Aku membuka mataku perlahan, dan kutatap Rizkian yang meringis seperti menahan sakit.
"Ya Allah," pekikku, yang baru menyadari jika ternyata aku mengigit tangan Rizkian karena menahan sakit. Aku segera melepaskan gigitan tangannya.
"Kalian itu pasangan yang serasi, bapak kira kamu belum menikah, pantes aja sudah lama gak pernah datang ternyata sudah menikah."
Bapak tukang urut melirik ke arah Rizkian.
Dan Rizkian senyum yang menyimpan kegetiran, karena mungkin menahan rasa sakit yang di timbulkan gigitanku.
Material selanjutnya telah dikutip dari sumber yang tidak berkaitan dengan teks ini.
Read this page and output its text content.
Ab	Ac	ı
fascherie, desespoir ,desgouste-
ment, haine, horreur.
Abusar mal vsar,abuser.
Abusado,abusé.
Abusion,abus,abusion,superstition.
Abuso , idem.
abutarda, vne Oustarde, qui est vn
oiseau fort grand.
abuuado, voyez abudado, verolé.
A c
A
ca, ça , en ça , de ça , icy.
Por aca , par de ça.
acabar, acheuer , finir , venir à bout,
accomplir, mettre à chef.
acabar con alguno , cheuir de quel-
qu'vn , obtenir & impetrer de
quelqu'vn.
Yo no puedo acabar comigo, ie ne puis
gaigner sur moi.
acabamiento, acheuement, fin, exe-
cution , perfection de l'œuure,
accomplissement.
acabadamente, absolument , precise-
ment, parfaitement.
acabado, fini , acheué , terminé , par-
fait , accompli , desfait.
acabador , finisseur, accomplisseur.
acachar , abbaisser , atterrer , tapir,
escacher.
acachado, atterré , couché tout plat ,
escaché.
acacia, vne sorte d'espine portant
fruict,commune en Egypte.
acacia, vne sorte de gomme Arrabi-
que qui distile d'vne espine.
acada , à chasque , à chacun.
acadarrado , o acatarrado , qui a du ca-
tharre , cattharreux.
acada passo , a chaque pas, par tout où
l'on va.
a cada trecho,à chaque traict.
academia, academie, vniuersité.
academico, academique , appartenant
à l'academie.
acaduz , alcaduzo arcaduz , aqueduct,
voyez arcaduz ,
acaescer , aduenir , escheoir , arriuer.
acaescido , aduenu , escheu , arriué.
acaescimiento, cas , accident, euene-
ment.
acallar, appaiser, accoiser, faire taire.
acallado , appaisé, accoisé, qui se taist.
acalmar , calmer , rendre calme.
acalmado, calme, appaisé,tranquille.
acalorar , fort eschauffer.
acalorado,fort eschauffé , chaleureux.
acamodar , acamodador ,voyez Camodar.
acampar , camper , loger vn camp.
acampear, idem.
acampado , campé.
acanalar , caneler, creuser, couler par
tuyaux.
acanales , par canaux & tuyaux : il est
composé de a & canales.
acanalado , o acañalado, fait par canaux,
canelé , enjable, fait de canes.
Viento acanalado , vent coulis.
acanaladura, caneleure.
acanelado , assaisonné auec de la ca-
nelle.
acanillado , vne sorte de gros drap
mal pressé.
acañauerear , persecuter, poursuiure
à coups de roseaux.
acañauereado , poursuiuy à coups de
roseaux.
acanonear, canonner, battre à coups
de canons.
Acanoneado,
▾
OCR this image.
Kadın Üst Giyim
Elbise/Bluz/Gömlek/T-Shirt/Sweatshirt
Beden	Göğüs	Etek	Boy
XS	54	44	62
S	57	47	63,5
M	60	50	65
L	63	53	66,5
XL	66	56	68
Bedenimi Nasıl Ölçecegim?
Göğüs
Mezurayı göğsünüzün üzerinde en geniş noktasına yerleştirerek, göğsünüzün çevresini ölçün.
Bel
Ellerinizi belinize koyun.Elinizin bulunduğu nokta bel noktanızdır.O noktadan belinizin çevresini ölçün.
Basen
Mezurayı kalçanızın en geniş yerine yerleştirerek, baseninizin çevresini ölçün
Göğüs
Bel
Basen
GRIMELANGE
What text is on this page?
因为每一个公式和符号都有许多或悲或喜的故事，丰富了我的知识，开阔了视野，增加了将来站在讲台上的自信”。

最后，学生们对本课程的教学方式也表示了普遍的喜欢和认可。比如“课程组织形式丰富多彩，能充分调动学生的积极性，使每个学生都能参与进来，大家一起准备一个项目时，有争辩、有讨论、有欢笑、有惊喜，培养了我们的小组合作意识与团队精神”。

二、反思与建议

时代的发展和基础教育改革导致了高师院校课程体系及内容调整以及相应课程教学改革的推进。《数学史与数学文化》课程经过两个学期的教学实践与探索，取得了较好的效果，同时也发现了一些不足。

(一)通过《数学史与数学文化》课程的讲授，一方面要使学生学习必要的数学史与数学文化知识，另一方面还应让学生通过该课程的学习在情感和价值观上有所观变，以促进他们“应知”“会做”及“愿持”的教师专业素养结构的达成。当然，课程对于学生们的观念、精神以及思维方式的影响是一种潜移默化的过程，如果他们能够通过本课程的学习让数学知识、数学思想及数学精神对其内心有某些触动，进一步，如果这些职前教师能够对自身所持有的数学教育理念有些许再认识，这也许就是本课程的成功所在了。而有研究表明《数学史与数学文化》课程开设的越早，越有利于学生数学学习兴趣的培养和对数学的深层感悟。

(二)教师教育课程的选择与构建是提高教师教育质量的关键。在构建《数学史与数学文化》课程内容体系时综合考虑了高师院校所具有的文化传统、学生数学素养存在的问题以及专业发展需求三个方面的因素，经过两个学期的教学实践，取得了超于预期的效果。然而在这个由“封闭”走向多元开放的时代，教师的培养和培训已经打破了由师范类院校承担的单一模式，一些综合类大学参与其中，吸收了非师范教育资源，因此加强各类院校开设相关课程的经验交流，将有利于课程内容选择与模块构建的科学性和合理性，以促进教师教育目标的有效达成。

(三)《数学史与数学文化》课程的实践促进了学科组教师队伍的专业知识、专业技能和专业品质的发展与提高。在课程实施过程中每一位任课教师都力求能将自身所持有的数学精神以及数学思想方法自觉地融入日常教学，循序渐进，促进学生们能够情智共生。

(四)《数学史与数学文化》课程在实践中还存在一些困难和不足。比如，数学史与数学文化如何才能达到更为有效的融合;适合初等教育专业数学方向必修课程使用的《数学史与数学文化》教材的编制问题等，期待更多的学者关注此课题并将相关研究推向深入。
Aku malah tercengang mendengar jika Rizkian sudah menikah, aku salah besar jika berharap lebih kepada Rizkian yang nyatanya sudah menikah. Dan perkataanku yang akan menjadikan penolong itu sebagai pendamping hidup selamanya. Musnah seketika.
"Ja-jadi kamu sudah menikah!" tanyaku.
"Menikah?" Rizkian semakin bingung.
"Kenapa? Apa kalian belum menikah? Maaf jika bapak salah berucap," kata lelaki tua itu.
"Belum pak, lagian siapa juga yang mau sama orang seperti saya?" ucap Rizkian.
Kenapa tiba-tiba aja bongkahan batu itu langsung hancur ketika kumendengar jika Rizkian belum menikah.
Jika saja aku tidak malu, ingin rasanya teriak horeeeee. Sekencang mungkin.